Mother’s Day was different this year.  I am now a Mother-In-Law, too.  I became a MIL last August, and it sort of snuck up on me.  David had been dating Kayla for nearly 3 years and engaged for seven months before they got married.  However, I hadn’t really connected the dots about becoming a MIL. The week of the wedding, I kept feeling like I was going to lose my son.  I was thrilled to be gaining another daughter, but what about my son?

I will admit I became a basket case during the mother/son dance.  Despite what I said about gaining a daughter; I continued to feel the pang of fear at losing my son.  I looked at his left hand,  stared at his ring and started to cry.  I would never again be his main girl.  Taking a back seat to Kayla left me wondering what my role was.  Was I even important anymore?  Could he love us both?  Was it fair to expect him to?  I have never felt two opposing emotions simultaneously as I did that day.  Ecstatic, yet mournful.

Since that day, however, God has shown me his wisdom once again.  I was reminded of Genesis 2:24 where it says “For this reason a man will leave his father and mother and be united to his wife and they will become one flesh.”  God’s plan for us to let our children go is perfect.  We might not carry it out perfectly, but we must trust Him.  My role has evolved, David still loves me and my love for them has multiplied.  I am truly at peace knowing it is as it should be.

This was in stark contrast to how I left home and got married.  I graduated high school at 16 and couldn’t get away fast enough.  Various forms of abuse motivated me to do what I could to escape.  I never experienced having a mother support or encourage me.  I got married at 20 in a courthouse; loathe to have a traditional wedding.  The thought of my father ‘giving me away’ nauseated me.  In retrospect, I can also see that I didn’t feel worthy of such an extravagance, either.
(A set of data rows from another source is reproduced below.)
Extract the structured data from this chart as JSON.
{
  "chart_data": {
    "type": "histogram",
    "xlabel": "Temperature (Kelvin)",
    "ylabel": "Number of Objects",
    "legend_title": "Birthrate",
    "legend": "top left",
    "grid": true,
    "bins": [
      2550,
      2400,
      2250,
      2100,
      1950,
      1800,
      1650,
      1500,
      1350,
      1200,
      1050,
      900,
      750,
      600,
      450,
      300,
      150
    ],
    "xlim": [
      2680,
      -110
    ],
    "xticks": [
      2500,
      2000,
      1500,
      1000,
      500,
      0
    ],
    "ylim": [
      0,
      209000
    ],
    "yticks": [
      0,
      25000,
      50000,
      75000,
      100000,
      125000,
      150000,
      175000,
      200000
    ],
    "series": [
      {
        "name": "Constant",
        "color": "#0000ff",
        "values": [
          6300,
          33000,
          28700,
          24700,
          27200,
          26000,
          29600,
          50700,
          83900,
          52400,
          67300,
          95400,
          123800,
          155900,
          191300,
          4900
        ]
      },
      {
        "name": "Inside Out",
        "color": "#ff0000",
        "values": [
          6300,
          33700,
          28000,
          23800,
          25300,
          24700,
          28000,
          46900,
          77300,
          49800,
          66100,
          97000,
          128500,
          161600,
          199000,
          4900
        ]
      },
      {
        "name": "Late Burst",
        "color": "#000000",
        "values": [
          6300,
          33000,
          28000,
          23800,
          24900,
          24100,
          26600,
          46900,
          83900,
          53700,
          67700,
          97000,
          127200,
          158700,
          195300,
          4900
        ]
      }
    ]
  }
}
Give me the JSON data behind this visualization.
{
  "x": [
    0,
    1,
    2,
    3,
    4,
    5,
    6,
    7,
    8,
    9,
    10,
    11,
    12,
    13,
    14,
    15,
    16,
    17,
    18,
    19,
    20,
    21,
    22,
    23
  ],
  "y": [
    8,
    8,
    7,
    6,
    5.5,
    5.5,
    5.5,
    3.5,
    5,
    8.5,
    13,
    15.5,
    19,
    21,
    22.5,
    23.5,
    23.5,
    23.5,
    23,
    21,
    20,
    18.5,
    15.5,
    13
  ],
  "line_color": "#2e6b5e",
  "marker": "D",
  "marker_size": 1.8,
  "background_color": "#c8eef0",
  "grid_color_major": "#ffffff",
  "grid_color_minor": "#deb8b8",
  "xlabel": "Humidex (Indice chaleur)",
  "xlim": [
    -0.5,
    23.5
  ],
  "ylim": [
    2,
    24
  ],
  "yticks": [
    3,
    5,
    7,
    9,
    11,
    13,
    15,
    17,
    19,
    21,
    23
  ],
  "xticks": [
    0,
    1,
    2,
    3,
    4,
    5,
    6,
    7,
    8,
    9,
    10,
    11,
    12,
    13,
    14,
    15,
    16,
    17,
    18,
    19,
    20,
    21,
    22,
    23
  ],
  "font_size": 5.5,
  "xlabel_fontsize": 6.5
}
In September I’ll become a MIL again when I gain another son.  Although it won’t have the novelty it did last summer, I don’t think it will have the fear with it either.  I am anticipating the swell of pride my heart will feel at the wedding.  I’m sure I’ll cry, but am confident tears will be of joy and not anticipated loss.  My fear of losing Michelle has been eliminated by the realization that I didn’t lose David.  And, I am delighted at the thought of having Chad as my son.

My kids, all four of them, continually teach me how to be a better mom.  They are resilient and (mostly) tolerant as I learn what was never modeled for me.  To freely let them go in love.

How about you?  What fears have you faced recently?  I’d love to hear your story.